Blogger Chap said...

Heh. Ain't that always...the only REAL department head is the teakettle O-4.

Funny how when you get orders to Nav/Weps they tell you how equal you are...until it's slightly inconvenient.

12/26/2007 9:05 PM

Anonymous Anonymous said...

Regarding the equality of department heads issue, when RADM William P. Houley (then COMSUBGRU 2) visited SOAC classrooms--where the desk of each department-head-to-be had a nametag that included the boat and billet he was going to, "Wild Bill" was infamous for going around the room, pointing to each officer, and saying "You will screen for command" (to those going to ENG billets) and "You won't screen for command" (to those going to NAV/OPS or WEPS billets).

This was one of the nicer things for which he was known. He even bragged about it, in between the incessant verbal flogging of his LT aide.

For those interested in a little research, the Admiral's biography is listed in the dictionary under "tool."

12/27/2007 7:40 AM

Anonymous Anonymous said...


Does Myrna still tend bar at the Subase O'Club?

12/27/2007 11:11 AM

Anonymous ex SSN Eng said...

Ah, yes. Wild Bill. A class "A" (so to speak) New Yorker, Houley's bark was actually worse than his bite.

Case in point: the man never served as an Eng himself.

However, Wild Bill accomplished a thing or two as an SSN C.O. during the peak Cold War days, so I'd cut the little guy a little slack.

Also, while I'm in no way a fan of either Houley's abuse (which I've also received my case involving a favorite, on-the-bridge-only leather flight jacket) or the "dolphins + stars = gee-I-must-be-an-asshole-now" mental midgetry that has been all too common in the submarine world, I'd encourage us to not bash even those of that ilk by name here. It just doesn't speak well of those who throw mud by name, plus those so-named would probably still take pride in it, anyway.
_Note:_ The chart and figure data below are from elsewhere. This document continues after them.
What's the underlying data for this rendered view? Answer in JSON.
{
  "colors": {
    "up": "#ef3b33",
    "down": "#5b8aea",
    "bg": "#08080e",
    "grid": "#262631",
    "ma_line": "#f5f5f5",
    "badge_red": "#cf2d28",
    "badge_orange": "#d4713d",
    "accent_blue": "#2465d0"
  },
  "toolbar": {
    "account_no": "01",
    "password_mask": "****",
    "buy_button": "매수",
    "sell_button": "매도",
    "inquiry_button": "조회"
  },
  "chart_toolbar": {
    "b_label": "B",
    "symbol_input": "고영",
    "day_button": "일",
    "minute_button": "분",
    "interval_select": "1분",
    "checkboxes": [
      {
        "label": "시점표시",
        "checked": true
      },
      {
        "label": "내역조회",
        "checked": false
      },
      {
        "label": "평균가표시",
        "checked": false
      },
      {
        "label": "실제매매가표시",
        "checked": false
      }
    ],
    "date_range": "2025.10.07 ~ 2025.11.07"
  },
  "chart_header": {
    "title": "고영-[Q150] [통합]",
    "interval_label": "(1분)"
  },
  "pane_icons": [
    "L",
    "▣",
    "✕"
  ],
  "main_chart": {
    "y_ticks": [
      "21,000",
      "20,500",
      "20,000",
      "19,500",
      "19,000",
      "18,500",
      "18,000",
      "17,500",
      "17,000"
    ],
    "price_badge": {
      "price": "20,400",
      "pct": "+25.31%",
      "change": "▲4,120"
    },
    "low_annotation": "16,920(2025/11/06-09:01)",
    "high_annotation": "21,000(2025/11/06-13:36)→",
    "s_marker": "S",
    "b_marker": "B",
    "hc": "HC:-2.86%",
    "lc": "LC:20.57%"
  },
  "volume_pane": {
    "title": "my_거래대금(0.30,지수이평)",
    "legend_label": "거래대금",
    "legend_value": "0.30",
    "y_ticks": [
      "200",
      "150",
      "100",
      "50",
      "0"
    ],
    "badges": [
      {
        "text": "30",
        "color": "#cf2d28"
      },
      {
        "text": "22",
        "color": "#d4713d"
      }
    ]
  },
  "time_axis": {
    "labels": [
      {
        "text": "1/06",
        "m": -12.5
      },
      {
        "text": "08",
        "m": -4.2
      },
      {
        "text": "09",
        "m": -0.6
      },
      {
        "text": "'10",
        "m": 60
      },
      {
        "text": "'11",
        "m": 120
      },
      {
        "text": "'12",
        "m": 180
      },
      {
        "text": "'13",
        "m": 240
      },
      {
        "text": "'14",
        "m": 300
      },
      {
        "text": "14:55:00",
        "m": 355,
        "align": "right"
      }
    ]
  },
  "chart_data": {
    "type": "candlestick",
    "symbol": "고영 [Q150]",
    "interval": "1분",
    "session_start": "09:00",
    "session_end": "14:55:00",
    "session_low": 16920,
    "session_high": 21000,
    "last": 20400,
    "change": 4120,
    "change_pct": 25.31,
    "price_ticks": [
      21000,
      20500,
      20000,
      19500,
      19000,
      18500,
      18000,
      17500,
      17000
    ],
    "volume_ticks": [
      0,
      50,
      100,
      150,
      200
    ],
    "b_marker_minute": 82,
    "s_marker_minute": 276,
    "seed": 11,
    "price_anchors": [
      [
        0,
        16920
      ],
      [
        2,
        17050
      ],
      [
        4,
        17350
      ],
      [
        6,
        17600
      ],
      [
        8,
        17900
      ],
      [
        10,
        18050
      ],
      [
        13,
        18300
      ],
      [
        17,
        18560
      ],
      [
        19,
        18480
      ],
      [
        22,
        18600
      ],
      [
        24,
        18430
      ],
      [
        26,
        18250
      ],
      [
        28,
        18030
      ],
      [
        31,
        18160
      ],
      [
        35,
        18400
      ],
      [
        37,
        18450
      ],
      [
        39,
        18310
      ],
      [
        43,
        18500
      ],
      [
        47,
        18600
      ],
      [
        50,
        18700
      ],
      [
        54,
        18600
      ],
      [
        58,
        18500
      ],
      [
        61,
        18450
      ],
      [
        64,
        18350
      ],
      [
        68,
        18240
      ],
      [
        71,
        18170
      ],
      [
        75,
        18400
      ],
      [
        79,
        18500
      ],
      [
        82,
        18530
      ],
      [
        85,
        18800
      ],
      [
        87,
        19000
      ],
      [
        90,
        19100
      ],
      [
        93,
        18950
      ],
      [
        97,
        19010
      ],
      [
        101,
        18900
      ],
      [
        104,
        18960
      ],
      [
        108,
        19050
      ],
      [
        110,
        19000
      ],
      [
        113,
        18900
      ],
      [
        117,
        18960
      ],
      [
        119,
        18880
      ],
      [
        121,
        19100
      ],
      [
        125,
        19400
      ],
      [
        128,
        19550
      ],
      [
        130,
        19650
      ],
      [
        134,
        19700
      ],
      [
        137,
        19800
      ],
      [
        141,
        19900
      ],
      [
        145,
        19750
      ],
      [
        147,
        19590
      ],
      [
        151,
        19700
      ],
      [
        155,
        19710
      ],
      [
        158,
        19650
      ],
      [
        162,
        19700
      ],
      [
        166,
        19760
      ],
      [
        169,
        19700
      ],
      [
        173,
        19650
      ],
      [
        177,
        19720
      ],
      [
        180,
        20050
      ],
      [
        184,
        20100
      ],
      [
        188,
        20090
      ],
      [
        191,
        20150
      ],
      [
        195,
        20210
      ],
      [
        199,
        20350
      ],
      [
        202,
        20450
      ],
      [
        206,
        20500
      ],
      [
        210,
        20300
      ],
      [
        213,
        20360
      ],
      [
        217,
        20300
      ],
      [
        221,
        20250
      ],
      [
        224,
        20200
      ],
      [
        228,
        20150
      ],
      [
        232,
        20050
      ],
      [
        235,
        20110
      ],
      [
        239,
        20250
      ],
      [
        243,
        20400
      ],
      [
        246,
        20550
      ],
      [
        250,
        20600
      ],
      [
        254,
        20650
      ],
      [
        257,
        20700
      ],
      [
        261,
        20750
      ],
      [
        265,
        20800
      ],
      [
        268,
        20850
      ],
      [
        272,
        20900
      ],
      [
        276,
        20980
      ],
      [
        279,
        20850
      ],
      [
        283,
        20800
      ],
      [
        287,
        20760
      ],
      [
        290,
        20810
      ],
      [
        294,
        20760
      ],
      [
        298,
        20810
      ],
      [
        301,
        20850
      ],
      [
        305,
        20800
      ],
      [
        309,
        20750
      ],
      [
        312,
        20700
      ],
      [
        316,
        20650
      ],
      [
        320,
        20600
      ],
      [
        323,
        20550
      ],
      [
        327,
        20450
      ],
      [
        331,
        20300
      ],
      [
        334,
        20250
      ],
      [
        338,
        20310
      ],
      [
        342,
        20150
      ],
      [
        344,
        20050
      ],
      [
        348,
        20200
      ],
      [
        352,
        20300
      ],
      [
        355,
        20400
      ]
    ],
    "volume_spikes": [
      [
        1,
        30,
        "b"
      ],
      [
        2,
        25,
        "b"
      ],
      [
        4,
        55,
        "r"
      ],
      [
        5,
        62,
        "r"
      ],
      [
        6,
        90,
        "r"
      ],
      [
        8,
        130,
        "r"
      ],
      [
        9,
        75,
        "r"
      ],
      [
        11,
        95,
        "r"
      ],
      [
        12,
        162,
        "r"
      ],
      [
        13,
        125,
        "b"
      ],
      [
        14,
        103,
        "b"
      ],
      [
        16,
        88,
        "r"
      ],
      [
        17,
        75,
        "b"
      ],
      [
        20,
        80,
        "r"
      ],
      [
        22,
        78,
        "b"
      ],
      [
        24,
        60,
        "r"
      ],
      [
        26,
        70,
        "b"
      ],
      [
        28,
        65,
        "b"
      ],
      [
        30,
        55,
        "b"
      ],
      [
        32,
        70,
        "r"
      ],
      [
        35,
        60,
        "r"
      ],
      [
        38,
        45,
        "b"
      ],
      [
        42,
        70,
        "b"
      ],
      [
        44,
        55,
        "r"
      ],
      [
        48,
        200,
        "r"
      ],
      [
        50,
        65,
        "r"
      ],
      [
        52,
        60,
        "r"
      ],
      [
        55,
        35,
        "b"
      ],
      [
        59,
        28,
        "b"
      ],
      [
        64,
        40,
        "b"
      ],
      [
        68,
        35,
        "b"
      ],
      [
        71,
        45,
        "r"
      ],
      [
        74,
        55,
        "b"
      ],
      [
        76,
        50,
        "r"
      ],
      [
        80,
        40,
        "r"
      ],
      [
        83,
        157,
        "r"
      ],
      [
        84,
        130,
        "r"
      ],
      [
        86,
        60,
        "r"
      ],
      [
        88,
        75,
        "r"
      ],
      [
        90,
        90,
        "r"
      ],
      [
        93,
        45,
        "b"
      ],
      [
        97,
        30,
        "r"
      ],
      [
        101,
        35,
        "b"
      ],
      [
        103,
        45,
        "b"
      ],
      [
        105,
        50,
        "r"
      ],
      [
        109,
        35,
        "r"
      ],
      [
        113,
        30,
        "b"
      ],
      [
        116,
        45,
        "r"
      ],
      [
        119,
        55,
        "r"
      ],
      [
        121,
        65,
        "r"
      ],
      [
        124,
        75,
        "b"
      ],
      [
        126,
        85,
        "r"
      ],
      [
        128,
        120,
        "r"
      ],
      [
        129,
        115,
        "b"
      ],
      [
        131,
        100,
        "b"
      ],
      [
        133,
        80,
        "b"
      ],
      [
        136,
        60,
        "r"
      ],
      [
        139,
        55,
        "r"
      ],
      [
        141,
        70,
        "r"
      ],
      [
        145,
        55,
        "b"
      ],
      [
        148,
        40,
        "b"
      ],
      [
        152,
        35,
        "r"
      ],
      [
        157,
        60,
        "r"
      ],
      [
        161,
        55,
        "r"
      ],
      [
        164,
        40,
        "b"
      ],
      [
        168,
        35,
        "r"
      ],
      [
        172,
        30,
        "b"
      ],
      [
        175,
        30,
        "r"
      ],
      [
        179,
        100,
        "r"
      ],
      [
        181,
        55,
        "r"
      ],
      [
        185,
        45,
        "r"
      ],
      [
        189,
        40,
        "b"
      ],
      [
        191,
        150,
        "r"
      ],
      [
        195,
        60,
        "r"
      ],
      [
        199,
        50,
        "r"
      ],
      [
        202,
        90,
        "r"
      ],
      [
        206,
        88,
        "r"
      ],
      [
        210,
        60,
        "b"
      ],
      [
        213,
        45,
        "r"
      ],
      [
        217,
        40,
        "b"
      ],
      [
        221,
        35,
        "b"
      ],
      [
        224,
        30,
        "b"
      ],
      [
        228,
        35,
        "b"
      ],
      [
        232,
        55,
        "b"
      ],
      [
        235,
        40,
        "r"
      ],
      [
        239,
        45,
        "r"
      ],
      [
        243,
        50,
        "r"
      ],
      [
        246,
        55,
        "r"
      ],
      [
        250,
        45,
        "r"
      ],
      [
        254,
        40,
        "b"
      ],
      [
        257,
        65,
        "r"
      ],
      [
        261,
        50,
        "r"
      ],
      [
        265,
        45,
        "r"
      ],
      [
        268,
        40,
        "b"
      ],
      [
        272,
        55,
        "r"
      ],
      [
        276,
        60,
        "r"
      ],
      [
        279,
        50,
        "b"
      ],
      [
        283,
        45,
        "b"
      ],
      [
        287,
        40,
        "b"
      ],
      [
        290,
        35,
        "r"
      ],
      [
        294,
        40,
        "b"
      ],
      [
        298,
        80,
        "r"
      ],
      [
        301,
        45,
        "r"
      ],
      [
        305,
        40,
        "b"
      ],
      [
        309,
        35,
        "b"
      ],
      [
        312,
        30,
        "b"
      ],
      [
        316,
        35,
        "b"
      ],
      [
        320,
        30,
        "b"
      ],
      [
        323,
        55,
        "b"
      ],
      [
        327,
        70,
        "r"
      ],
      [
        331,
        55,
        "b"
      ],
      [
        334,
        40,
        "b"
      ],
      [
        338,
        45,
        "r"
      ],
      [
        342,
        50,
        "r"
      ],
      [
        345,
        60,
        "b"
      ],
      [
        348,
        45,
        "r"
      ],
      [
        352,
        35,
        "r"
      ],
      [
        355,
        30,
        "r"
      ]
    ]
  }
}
Happy New Year, everyone. Remember focus on the good stuff -- there's plenty of it out there in life.

12/27/2007 5:56 PM

Anonymous Anonymous said...

For the record: Wild Bill was Eng on Alexander Hamilton.

He was Big Al Konetzni's CO on Bates when VADM K was Eng.

Opposites must have attracted.

12/28/2007 6:40 AM

Anonymous ex SSN Eng said...

Thank you for the correction. Somehow, Wild Bill being an Eng on a boomer does make a world of sense to me.

12/28/2007 8:38 AM

Anonymous Former SSN JO said...

I'll be getting out mostly because I don't like the politics and crappy quality of life. There are so many things that could be changed, and I've had plenty of folks from my divisions on the boat try to convince me to stay because the "sub force needs officers like me." I don't like the way the politics run, the absolutely terrible QOL, or the IA situation.

Honestly, the East Coast subs treat their guys like absolute dog crap. And they wonder why retention sucks...

1/03/2008 9:34 PM

Anonymous ex ssn eng said...

The world appears to be at your I'd counsel you to focus on the good stuff, and let go of any bitterness. You'll always be a (former) submariner.

The clear fact, of course, is that the submarine force doesn't need all of its JOs. If they all stayed in, the Navy wouldn't quite know what to do with itself...except, of course, to let people go on their terms over time.

All the bad stuff -- and let's all be honest, there is plenty of that to go around in the submarine service -- is behind you, so celebrate your upcoming changes, and give thanks for the good times you did have...of which there were one or two, I'm sure.

Shake it off,'re done. From this and any number of other former submariners and/or current civilians, I thank you for your service.